A economia também sentiria os efeitos da comilança. Trigo, aveia, milho e soja seriam matérias-primas ainda mais requisitadas, já que são base para comidas processadas. Se, no começo deste ano, um aumento no consumo de alimentos em países emergentes, como China, Índia e Brasil elevou em 130% o preço de uma commodity como o trigo, é de esperar que, com o aumento do consumo nos países desenvolvidos, essa crise assumisse patamares assustadores. Quem sairia ganhando seriam a América do Norte e a Europa, sedes das maiores empresas de alimentos, e as nações exportadoras de grãos, como o Brasil. Mas uma inflação descontrolada poderia abocanhar boa parte desses lucros e levar países pobres ao limiar da miséria."

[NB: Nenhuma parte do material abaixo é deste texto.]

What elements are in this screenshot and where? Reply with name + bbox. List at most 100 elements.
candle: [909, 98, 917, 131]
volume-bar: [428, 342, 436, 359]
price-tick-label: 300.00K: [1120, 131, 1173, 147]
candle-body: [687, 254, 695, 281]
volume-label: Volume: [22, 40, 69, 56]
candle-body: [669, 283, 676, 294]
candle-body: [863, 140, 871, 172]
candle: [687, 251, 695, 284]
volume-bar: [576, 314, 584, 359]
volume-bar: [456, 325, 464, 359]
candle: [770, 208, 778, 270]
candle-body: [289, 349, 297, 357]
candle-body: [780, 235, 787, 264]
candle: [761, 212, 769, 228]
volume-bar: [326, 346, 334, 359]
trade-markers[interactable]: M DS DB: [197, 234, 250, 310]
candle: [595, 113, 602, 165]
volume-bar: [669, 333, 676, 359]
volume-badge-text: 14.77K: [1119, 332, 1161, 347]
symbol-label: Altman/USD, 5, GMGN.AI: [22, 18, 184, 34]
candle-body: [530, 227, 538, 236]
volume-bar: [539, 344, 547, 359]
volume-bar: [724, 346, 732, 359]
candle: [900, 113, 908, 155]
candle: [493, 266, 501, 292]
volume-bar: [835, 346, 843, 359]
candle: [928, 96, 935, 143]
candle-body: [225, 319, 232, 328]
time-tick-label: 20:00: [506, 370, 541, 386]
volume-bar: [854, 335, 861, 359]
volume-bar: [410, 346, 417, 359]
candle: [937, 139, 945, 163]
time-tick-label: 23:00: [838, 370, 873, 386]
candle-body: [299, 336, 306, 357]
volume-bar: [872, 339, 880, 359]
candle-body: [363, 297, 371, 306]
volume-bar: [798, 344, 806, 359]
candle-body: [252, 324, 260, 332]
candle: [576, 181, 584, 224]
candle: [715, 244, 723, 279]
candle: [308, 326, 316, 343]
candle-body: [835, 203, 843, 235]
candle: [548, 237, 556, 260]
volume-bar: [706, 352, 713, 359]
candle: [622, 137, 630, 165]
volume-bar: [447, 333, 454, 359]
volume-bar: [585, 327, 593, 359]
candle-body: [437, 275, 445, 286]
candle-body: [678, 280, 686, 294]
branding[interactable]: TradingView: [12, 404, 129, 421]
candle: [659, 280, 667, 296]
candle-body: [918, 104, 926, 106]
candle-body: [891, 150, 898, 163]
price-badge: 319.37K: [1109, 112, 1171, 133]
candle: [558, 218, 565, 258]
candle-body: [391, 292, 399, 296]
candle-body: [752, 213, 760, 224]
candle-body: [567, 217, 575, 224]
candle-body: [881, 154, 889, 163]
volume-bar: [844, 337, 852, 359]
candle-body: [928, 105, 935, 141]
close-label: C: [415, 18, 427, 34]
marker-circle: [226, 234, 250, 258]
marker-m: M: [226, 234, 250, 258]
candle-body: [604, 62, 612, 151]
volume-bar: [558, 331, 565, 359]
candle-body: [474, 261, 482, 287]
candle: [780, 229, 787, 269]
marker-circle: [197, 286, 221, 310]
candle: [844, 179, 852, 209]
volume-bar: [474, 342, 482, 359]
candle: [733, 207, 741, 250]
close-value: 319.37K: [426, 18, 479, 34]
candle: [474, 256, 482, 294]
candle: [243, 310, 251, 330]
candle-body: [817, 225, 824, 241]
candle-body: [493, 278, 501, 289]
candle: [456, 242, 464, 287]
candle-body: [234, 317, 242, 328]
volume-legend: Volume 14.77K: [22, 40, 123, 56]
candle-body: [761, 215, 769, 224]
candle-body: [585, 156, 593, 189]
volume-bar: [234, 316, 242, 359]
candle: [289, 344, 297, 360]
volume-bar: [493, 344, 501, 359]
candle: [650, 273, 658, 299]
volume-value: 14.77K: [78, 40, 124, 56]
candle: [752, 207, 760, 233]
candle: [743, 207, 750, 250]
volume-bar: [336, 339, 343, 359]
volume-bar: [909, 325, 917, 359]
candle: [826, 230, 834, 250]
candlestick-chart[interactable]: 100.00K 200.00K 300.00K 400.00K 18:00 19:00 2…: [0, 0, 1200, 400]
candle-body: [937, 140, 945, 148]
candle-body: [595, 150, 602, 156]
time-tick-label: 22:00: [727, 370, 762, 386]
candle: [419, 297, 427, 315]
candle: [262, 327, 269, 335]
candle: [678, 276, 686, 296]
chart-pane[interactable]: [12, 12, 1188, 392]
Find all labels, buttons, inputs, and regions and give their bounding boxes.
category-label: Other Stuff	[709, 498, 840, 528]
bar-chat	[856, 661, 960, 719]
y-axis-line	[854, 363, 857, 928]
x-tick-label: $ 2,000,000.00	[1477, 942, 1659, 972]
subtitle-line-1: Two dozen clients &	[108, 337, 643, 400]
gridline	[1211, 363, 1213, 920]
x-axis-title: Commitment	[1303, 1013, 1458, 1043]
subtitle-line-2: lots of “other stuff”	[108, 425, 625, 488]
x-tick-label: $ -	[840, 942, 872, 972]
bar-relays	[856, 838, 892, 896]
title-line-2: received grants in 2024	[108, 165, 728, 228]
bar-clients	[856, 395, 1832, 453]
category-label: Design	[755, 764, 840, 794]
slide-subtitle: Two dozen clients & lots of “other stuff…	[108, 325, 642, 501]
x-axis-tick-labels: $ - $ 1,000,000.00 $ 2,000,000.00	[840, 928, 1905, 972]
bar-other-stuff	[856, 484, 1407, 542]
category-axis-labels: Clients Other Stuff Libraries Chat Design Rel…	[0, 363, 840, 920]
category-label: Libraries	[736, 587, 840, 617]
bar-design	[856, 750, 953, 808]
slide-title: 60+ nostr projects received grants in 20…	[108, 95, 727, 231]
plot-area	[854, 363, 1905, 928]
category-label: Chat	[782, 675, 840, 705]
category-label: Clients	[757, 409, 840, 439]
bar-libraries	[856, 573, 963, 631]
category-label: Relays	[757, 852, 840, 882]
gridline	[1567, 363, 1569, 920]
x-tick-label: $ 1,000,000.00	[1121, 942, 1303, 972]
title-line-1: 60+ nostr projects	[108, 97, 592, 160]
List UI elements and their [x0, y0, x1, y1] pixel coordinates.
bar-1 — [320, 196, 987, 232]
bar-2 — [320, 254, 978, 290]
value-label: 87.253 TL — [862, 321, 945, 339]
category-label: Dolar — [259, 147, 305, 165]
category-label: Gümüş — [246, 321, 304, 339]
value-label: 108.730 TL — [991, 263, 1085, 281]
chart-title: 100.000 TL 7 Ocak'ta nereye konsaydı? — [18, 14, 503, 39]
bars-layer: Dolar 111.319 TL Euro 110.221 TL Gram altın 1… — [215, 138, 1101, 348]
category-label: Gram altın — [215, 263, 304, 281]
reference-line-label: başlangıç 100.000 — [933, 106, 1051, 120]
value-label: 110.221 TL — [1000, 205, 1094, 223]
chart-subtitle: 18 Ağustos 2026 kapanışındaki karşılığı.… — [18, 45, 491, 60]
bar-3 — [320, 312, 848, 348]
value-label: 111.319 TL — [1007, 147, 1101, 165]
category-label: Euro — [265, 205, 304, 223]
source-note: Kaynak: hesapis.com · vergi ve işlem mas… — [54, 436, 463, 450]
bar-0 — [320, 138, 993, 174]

  1. VIDA JUNKIE: Sem culpa, nos dedicaríamos muito mais ao prazer da alimentação, principalmente de coisas como gordura e açúcar. A explicação é evolutiva: os alimentos calóricos construíam um estoque de energia para garantir a sobrevivência nos períodos de fome. Frutas e legumes ficariam relegados às prateleiras de comidas exóticas.

  2. TODO LUGAR É LUGAR: Além de serem mais gostosos que os naturais, alimentos pré-preparados ou industrializados são mais práticos e adequados à vida moderna: basta abrir o saquinho e comer. Sem a preocupação com o peso, comeríamos mais vezes e em qualquer lugar.

  3. MAGRA, MAS FEIA: Uma alimentação pobre em vitaminas e sais minerais se refletiria em baixa resistência imunológica, anemia, pele ruim, cabelos e unhas quebradiços. Nem alimentos fortalecidos resolveriam o problema. "Os nutrientes existentes nas frutas e verduras são mais facilmente absorvidos pelo nosso organismo" diz Rafael Claro.

  4. HAJA REMÉDIO: Consumo excessivo de gordura e açúcares prejudica o fígado e os rins, aumenta a resistência à insulina (diretamente ligada à diabete tipo 2) e poderia provocar arterioclerose e hipertensão, elevando o risco de infartos e outros problemas cardíacos. "A indústria farmacêutica certamente ficaria muito feliz", diz o médico infectologista Ricardo Mangabeira.

  5. PADRÃO ANORÉXICO: O padrão de beleza continuaria sendo o magro. "Já são 15 anos vivendo nessa cultura, seria difícil mudar", diz Mirela Berger, doutora em antropologia social. Mas é provável que quiséssemos ser ainda mais magros. Assim aumentariam os casos de anorexia, o consumo de inibidores de apetite e a busca por definição muscular.